CAPÍTULO 3 — AÑO 1921, UN AÑO DESPUÉS
Con apenas un año de edad, el niño hacía cosas que desafiaban toda lógica. Sorprendentemente, aprendió a caminar y a hablar con una fluidez que solo se encuentra en un adulto. No balbuceaba, no tartamudeaba; se expresaba con claridad, con palabras que nadie le había enseñado, con una comprensión del mundo que estaba muy por delante de su edad.
Mientras tanto, había creado múltiples artefactos con los materiales que encontraba a su alrededor, construcciones tan avanzadas que asustaban a la gente que los veía. Pero lo que más llamaba la atención era su profunda comprensión de algo que otros no percibían: lo frágil que era su propio cuerpo. Sabía que su carne y sus huesos no estaban a la altura de su mente, así que con los pocos materiales que tenía, construyó algo extraordinario: una armadura de plástico. No era metal ni acero, pero era su creación. Esa armadura le otorgaba una fuerza de 600 kilogramos, suficiente para levantar cosas que un hombre adulto no podría mover. Además, incorporó en ella armas blancas que él mismo había diseñado.
Y llegó el momento en que esa armadura dejó de ser solo una invención para convertirse en salvación. Su familia era extremadamente pobre. No tenían riquezas, ni tierras, ni nada que pudiera interesar a nadie. Pero una noche, unos asaltantes llegaron con la intención de matarlos, pensando que al no tener nada, eran presas fáciles.
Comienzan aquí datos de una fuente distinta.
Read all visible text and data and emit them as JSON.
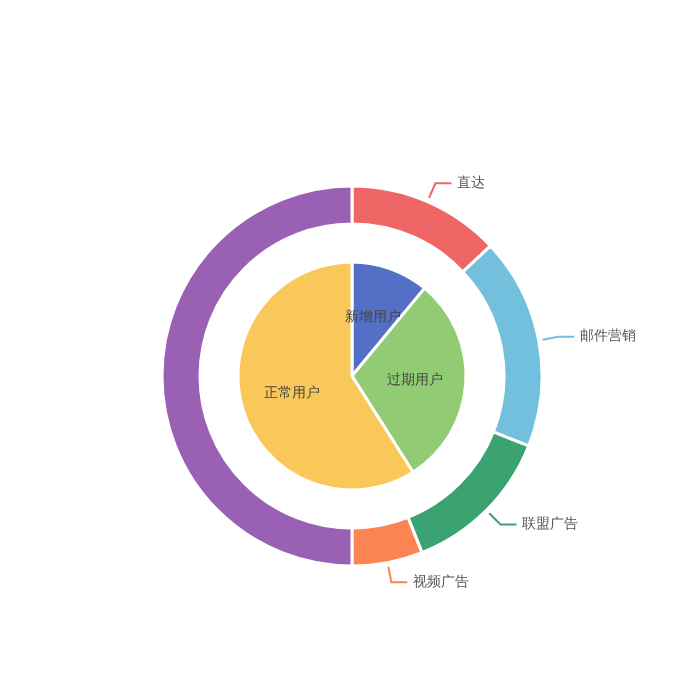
{
  "chart_data": [
    {
      "type": "donut",
      "categories": [
        "直达",
        "邮件营销",
        "联盟广告",
        "视频广告",
        null
      ],
      "values": [
        13,
        18,
        13,
        6,
        50
      ],
      "colors": [
        "#ee6666",
        "#73c0de",
        "#3ba272",
        "#fc8452",
        "#9a60b4"
      ]
    },
    {
      "type": "pie",
      "categories": [
        "新增用户",
        "过期用户",
        "正常用户"
      ],
      "values": [
        11,
        30,
        59
      ],
      "colors": [
        "#5470c6",
        "#91cc75",
        "#fac858"
      ]
    }
  ]
}
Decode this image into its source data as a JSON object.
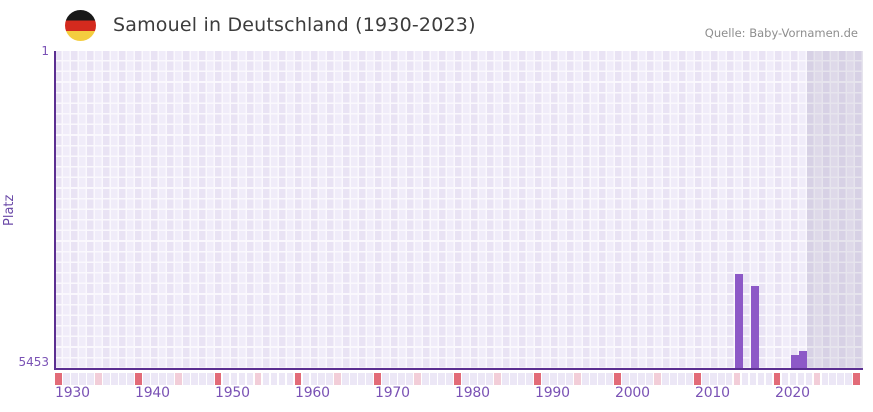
{
  "header": {
    "title": "Samouel in Deutschland (1930-2023)",
    "flag_icon": "german-flag-icon",
    "source": "Quelle: Baby-Vornamen.de"
  },
  "chart_data": {
    "type": "bar",
    "title": "Samouel in Deutschland (1930-2023)",
    "xlabel": "",
    "ylabel": "Platz",
    "y_axis_reversed": true,
    "ylim": [
      1,
      5453
    ],
    "y_ticks": [
      "1",
      "5453"
    ],
    "x_range": [
      1930,
      2030
    ],
    "x_ticks": [
      1930,
      1940,
      1950,
      1960,
      1970,
      1980,
      1990,
      2000,
      2010,
      2020
    ],
    "points": [
      {
        "year": 2015,
        "rank": 3900
      },
      {
        "year": 2017,
        "rank": 4110
      },
      {
        "year": 2022,
        "rank": 5320
      },
      {
        "year": 2023,
        "rank": 5250
      }
    ],
    "future_region": {
      "start_year": 2024,
      "end_year": 2030
    },
    "year_strip": {
      "red_years": [
        1930,
        1940,
        1950,
        1960,
        1970,
        1980,
        1990,
        2000,
        2010,
        2020,
        2030
      ],
      "pink_years": [
        1935,
        1945,
        1955,
        1965,
        1975,
        1985,
        1995,
        2005,
        2015,
        2025
      ]
    },
    "grid": true,
    "legend": "none"
  },
  "colors": {
    "bar": "#8d59c7",
    "axis_line": "#5b2e91",
    "tick_text": "#7a52b5",
    "marker_decade": "#e26b78",
    "marker_mid_decade": "#f2cdd8",
    "marker_default": "#ece7f6",
    "title_text": "#3c3c3c",
    "source_text": "#8e8e8e"
  }
}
El niño, que apenas tenía un año, se dio cuenta de lo que estaba pasando. Se puso su armadura, tomó sus armas, y en un lapso de treinta segundos, los asaltantes fueron reducidos completamente. Quedaron indefensos, vencidos por un niño que no debía ni siquiera estar de pie. En menos de un minuto, la amenaza había desaparecido, y su familia estaba a salvo, gracias a aquella armadura que él mismo había construido con sus propias manos.